The glaciers in the Sawir Mountains are an important freshwater resource, and glaciers have been experiencing a continuing retreat over the past few decades. However, studies on detailed glacier mass changes are currently sparse. Here, we present the high-precision evolution of annual surface elevation and geodetic mass changes in the ablation area of the Muz Taw Glacier (Sawir Mountains, China) over the latest three consecutive mass-balance years (2017–2020) based on multi-temporal terrestrial geodetic surveys. Our results revealed clearly surface lowering and negative geodetic mass changes, and the spatial changing patterns were generally similar for the three periods with the most negative surface lowering (approximately −5.0 to −4.0 m a⁻¹) around the glacier terminus. The gradient of altitudinal elevation changes was commonly steep at the low elevations and gentle in the upper-elevation parts, and reduced surface lowering was observed at the glacier terminus.
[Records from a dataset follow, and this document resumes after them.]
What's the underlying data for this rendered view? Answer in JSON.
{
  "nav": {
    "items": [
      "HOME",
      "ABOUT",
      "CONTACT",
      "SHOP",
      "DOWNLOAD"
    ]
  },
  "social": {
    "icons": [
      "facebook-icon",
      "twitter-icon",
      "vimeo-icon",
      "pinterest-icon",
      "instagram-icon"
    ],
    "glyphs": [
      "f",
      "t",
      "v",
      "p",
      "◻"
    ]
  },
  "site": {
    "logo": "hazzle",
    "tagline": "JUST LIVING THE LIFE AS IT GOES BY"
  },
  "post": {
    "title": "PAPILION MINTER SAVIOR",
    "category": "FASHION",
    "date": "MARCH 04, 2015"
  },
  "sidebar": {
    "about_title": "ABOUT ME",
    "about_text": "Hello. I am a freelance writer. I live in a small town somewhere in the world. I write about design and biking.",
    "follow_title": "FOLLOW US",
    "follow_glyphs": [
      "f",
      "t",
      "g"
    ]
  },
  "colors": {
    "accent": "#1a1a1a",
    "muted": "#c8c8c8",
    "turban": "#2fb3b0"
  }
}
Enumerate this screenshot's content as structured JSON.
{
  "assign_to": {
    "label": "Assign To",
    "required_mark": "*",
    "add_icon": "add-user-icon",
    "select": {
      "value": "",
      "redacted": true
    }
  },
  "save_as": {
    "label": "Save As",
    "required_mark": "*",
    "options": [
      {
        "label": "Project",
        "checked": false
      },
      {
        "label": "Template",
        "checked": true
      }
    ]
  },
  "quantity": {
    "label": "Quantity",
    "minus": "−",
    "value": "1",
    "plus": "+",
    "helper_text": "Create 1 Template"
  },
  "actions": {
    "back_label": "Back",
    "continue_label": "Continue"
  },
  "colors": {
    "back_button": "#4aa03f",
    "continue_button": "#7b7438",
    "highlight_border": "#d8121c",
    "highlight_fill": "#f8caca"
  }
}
Resulting emergence velocities ranged from 0.11 to 0.86 m a⁻¹ with pronounced spatial variability, which was mainly controlled by surface slope, ice thickness, and the movement of tributary glaciers. Meanwhile, emergence velocities slightly compensated the surface ablation at the ablation area with a proportion of 14.9%, and dynamic thickening had small contributions to glacier surface evolution. Limited annual precipitation and glacier accumulation may result in these weak contributions. Higher-resolution surveys at the seasonal and monthly scales are required to get insight into the mass balance processes and their mechanism.